How do I track projects in QuickBooks Online?
Start by enabling Projects in your account settings. Go to Settings, then Account and Settings, then Advanced. Look for the Projects section and turn it on. Once enabled, you’ll see a Projects option in your left navigation menu.
Each project ties to a customer. When you create a new project, you select which customer it belongs to. If you do multiple jobs for the same client, each becomes a separate project under that customer’s name. This structure works well for contractors, consultants, agencies, and anyone else doing distinct engagements for repeat clients.
The key to useful project tracking is assigning every transaction. When you enter an expense, bill, invoice, or time entry, select the project in the Customer/Project field. Income shows as project revenue. Expenses show as project costs. The difference is your profit margin on that specific job.
Run the Project Profitability report to see how each project is performing. You can view total income, total costs, and the resulting margin. QBO also shows unbilled time and expenses, which helps when you need to invoice for reimbursables or catch time that hasn’t been billed yet.

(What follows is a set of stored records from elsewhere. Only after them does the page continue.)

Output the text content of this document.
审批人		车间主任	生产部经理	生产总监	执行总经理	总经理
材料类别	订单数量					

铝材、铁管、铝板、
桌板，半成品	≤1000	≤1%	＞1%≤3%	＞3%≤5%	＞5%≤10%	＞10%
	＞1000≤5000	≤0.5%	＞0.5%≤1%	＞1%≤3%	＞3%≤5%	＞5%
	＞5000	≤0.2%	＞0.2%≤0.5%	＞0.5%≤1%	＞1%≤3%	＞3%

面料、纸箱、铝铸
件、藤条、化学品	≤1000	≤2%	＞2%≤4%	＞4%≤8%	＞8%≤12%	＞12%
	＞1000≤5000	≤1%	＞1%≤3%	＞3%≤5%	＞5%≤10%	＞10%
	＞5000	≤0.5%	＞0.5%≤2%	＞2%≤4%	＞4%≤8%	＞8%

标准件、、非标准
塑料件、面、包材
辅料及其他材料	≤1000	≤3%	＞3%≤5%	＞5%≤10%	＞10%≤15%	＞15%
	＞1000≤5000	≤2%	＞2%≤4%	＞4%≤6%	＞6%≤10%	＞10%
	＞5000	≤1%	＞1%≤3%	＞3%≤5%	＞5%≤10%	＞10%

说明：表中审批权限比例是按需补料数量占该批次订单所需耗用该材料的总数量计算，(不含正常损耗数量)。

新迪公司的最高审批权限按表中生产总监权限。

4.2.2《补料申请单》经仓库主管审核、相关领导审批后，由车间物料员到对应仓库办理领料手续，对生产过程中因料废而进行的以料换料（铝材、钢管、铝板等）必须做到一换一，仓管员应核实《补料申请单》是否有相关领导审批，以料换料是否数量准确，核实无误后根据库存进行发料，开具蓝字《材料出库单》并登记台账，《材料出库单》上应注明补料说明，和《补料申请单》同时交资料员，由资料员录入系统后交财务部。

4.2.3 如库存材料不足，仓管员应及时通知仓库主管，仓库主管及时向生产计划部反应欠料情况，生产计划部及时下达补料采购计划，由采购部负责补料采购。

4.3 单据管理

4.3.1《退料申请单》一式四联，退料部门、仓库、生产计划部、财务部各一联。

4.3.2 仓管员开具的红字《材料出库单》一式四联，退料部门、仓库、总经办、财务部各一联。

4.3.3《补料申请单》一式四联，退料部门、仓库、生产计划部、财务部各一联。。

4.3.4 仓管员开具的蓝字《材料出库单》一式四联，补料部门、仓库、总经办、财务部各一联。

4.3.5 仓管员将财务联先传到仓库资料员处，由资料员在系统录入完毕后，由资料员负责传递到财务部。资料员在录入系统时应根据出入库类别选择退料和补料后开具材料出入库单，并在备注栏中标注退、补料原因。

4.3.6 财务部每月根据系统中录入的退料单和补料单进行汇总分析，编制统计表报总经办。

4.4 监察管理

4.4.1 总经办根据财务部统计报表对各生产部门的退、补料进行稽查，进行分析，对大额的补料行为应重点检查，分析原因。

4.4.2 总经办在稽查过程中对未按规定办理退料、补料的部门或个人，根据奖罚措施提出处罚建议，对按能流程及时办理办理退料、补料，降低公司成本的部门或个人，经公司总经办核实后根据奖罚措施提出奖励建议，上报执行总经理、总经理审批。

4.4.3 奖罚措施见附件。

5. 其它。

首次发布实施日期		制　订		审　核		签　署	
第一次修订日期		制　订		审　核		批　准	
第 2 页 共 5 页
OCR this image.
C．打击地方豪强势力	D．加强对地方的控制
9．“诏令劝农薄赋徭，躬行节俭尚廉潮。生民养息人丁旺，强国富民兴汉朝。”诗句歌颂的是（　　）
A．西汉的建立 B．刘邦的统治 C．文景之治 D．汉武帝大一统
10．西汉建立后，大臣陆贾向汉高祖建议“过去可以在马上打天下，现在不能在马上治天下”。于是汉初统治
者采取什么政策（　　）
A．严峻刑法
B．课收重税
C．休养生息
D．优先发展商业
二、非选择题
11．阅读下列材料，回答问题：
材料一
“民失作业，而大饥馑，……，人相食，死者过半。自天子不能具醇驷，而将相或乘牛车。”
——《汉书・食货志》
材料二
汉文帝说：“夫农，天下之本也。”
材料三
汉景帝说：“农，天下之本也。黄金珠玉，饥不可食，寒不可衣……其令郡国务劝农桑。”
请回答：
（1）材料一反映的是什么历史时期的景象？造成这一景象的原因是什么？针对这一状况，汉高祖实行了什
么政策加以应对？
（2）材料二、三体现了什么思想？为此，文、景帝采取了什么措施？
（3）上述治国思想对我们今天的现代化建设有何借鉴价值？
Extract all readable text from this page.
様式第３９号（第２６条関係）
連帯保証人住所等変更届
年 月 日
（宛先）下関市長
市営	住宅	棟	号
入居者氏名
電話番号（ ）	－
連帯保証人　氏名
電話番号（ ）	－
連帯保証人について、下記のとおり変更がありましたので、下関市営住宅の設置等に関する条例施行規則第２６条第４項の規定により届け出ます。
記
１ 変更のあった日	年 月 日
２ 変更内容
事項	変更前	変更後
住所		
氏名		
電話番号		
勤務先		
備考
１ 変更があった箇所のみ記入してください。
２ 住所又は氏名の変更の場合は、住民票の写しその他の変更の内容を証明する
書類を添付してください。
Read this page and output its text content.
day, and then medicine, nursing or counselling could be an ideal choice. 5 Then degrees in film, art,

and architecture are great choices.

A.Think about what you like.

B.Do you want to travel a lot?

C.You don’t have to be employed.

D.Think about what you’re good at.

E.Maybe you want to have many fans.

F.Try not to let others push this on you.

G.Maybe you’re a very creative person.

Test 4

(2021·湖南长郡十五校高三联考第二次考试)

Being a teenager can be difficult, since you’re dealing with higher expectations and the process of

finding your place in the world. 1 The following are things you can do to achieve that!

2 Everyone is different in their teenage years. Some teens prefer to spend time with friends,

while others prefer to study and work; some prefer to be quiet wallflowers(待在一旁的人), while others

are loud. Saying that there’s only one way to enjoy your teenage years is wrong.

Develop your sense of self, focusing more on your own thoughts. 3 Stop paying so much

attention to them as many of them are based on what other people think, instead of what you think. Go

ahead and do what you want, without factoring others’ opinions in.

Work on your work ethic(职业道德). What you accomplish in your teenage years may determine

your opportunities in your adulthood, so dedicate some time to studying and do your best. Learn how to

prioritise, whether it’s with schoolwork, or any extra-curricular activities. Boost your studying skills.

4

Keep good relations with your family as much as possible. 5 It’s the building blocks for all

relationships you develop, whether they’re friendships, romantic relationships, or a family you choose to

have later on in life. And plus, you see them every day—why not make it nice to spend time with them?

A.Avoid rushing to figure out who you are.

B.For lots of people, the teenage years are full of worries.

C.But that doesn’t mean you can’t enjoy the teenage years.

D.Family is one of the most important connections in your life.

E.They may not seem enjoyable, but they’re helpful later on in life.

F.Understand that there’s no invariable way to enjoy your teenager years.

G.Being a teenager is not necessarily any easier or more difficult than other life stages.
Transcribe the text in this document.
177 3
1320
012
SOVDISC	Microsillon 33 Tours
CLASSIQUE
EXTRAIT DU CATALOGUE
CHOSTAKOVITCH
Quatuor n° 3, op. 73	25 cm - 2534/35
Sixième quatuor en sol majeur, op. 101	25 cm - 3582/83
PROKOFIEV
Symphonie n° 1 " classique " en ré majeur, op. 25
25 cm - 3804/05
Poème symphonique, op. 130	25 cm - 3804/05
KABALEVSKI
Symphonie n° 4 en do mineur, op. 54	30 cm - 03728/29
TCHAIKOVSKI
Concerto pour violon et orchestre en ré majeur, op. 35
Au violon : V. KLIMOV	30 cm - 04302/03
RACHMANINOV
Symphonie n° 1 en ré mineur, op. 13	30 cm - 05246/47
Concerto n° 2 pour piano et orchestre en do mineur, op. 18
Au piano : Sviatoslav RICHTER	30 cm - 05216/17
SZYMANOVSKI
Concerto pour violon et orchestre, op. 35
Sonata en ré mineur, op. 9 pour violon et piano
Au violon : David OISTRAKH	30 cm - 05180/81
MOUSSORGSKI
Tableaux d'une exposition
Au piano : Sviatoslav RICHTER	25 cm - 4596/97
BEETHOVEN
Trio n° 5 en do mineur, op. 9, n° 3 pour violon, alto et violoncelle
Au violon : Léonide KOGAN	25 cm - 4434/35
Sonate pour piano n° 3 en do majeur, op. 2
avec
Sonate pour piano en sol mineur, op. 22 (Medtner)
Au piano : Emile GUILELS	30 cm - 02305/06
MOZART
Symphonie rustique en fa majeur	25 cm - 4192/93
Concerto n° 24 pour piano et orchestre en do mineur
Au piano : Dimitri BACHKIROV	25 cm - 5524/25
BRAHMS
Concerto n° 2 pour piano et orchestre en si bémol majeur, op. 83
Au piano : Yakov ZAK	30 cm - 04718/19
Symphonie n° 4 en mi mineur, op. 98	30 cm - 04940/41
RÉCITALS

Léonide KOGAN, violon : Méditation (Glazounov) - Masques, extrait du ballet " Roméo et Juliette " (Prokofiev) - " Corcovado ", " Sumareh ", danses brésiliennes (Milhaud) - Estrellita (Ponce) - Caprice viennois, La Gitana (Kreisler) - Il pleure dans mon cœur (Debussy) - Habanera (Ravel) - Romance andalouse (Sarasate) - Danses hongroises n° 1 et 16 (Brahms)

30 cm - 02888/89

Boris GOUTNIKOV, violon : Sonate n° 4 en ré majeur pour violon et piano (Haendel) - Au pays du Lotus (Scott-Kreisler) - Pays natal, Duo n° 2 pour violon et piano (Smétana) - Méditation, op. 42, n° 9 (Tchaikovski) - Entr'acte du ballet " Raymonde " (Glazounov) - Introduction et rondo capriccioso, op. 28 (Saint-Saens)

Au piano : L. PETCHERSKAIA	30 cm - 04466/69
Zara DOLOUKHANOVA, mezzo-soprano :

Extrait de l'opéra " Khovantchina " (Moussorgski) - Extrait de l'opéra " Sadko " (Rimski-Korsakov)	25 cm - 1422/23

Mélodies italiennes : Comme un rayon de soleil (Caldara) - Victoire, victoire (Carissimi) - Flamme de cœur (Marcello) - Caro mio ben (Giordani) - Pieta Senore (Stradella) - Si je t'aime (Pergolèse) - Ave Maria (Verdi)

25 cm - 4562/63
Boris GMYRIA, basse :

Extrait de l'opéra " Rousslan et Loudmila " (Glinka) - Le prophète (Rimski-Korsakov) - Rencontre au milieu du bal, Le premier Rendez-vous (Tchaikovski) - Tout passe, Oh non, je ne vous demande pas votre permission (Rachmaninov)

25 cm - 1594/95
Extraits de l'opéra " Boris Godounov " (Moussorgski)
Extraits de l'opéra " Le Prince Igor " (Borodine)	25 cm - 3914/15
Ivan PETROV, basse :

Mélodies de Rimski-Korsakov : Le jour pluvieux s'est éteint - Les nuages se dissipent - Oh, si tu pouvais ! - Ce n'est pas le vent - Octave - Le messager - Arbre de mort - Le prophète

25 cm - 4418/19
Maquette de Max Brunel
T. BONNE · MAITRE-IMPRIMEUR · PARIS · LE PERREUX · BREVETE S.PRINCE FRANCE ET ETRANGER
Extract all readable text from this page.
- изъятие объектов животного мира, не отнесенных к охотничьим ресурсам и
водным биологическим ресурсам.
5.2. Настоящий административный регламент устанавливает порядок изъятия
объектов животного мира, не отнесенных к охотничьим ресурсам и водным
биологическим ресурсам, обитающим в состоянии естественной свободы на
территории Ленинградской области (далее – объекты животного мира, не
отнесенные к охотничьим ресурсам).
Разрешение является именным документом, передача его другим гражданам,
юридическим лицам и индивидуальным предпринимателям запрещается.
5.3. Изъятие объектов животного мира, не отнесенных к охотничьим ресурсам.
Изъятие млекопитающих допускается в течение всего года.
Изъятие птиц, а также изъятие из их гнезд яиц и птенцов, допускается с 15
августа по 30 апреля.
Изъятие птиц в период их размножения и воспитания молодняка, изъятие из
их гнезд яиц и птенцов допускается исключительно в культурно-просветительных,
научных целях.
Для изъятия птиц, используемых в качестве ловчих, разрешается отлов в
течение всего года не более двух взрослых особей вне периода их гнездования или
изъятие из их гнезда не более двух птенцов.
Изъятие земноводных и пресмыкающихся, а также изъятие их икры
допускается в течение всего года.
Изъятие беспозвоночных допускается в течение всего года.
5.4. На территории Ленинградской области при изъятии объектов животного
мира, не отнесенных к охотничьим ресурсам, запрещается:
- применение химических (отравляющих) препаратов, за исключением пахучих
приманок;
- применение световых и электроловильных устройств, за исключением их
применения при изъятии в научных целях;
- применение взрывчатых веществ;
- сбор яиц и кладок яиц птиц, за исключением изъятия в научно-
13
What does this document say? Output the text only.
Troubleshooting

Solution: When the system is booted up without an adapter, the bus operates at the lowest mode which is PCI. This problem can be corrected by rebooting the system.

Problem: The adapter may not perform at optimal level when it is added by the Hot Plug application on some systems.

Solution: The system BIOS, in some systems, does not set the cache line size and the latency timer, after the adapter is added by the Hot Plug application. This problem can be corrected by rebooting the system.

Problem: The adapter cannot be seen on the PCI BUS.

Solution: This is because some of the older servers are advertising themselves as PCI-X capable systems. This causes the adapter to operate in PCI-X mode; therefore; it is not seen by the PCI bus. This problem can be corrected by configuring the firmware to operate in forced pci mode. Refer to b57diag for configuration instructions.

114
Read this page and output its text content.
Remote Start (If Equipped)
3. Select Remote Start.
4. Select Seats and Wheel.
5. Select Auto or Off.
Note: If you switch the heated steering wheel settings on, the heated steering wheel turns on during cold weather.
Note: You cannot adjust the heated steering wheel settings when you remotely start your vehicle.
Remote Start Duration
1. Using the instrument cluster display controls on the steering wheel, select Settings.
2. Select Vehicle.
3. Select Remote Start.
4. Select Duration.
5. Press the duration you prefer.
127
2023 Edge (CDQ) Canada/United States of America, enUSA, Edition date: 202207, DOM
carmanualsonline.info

Projects works best when your work has clear start and end points. Construction jobs, marketing campaigns, consulting engagements, and event planning all fit naturally. If you’re doing ongoing monthly services without discrete projects, you might find Classes or Tags more useful than the Projects feature.
The biggest reason project tracking fails is inconsistent transaction assignment. You enter expenses but forget to select the project. You wait two weeks to categorize things and can’t remember which job the materials were for. By the time you run reports, half your costs are sitting in “unassigned” and your profitability numbers mean nothing. Assign transactions the same day they happen.
Projects is available in QBO Plus and Advanced, not in Simple Start or Essentials. If you’re on a lower tier and can’t upgrade, you’ll need to track jobs using sub-customers or Classes instead. Both approaches work but require different report configurations.
For businesses doing complex job costing, Projects provides a starting point but may not be enough on its own. Construction companies often need to separate labor, materials, and subcontractor costs within each project. That requires combining Projects with a properly structured chart of accounts and possibly QBO setup that accounts for how you actually estimate and bid work.
If your project tracking isn’t giving you useful profitability data, the issue is usually setup or discipline rather than the software itself. A bookkeeping service familiar with project-based businesses can configure your file correctly and build workflows that make consistent tracking easier to maintain.